Jungle (2017) Rated: R Runtime: 115 minute
els – 5.5/10
IMDb – 6.7/10
Amazon – 4.5/5 stars
Rotten Tomatoes Critics – 5.5/10
Rotten Tomatoes Audience – 3.7/5
Metacritic Metascore – 48/100
Metacritic User Score – 7.4/10
Directed by: Greg McLean
Written by: Yossi Ghinsberg and Justin Monjo
Produced by: Todd Fellman, Mike Gabrawy, Gary Hamilton
Music by: Johnny Klimek
Cast: Daniel Radcliffe, Thomas Kretschmann, Alex Russell, Adrian Rawlins
Jungle, the movie, based on the 2005 autobiographical memoir: Jungle: A Harrowing True Story of Survival by Yossi Ghinsberg; illustrates the fateful adventure, through the Bolivian jungle, of 3 young, adrenaline seeking friends and their enigmatic guide. The guide (Adrian Rawlins, of James Potter fame in the Harry Potter movies) convinces a gullible and naive Yossi, played by Radcliffe, to join him on an ill-defined quest for lost villages and gold; through uncharted mountainous terrain of sheer cliffs and rugged slopes, networks of clogged vegetative mazes, deep-valley rivers of contesting demeanor; lethargic, sleepy flows metastasizing to rabid, boiling waters jetting past plane sized boulders in a few accelerated heartbeats; matching ones physical and psychological endurance against a wild, relentless, and unsympathetic jungle.

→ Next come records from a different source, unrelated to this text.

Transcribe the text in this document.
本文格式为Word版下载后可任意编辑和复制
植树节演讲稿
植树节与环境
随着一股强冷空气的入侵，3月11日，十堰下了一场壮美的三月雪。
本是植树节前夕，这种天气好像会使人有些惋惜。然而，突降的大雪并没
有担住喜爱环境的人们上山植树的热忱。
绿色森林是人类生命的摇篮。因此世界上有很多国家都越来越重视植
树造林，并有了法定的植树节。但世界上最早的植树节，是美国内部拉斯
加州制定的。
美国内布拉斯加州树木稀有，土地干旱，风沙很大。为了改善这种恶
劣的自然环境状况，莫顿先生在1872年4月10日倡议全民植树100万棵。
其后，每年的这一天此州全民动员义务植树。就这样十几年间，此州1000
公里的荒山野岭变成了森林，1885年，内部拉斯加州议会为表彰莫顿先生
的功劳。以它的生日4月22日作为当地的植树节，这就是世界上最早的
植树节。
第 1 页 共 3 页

One of the many weak and feeble points in the screenplay and direction is how Yossi manages to convince his mates to join him on this expedition of folly with an unknown guide of dubious qualifications. It was definitely an unconvincing sales pitch while watching the film. Being a true story I’ll acknowledge that it happened, however the suspension of disbelief could have been strengthened tremendously with the use of artistic license, maybe having all involved brain addled by booze and drugs, rather than relying on Yossi’s Harry Potter smile to reach a unanimous agreement to commit trekking suicide. The guide is easily the most interesting personality in the movie, but his character development and origins are glossed over; using him merely as a tool to get the show going. Too bad. A final mention of a perceived flaw was the filming of the death inducing rafting through the river’s rapids. I can create more convincing white-water in my bathtub than what I observed on the screen.
Radcliffe’s acting ability has improved leaps and bounds since the days of Harry Potter, but he still can’t present raw, unbridled emotion worth a damn. The scenes of fist pounding angst should have been left on the cutting room floor, to the vast improvement of the film. Radcliffe will never be a great lead actor; a supporting role will provide him well through his career though, if he wisely choses to go that route.
Jungle is a tolerable flick, not a must see, but worth a few hours of your time on a lazy rainy day.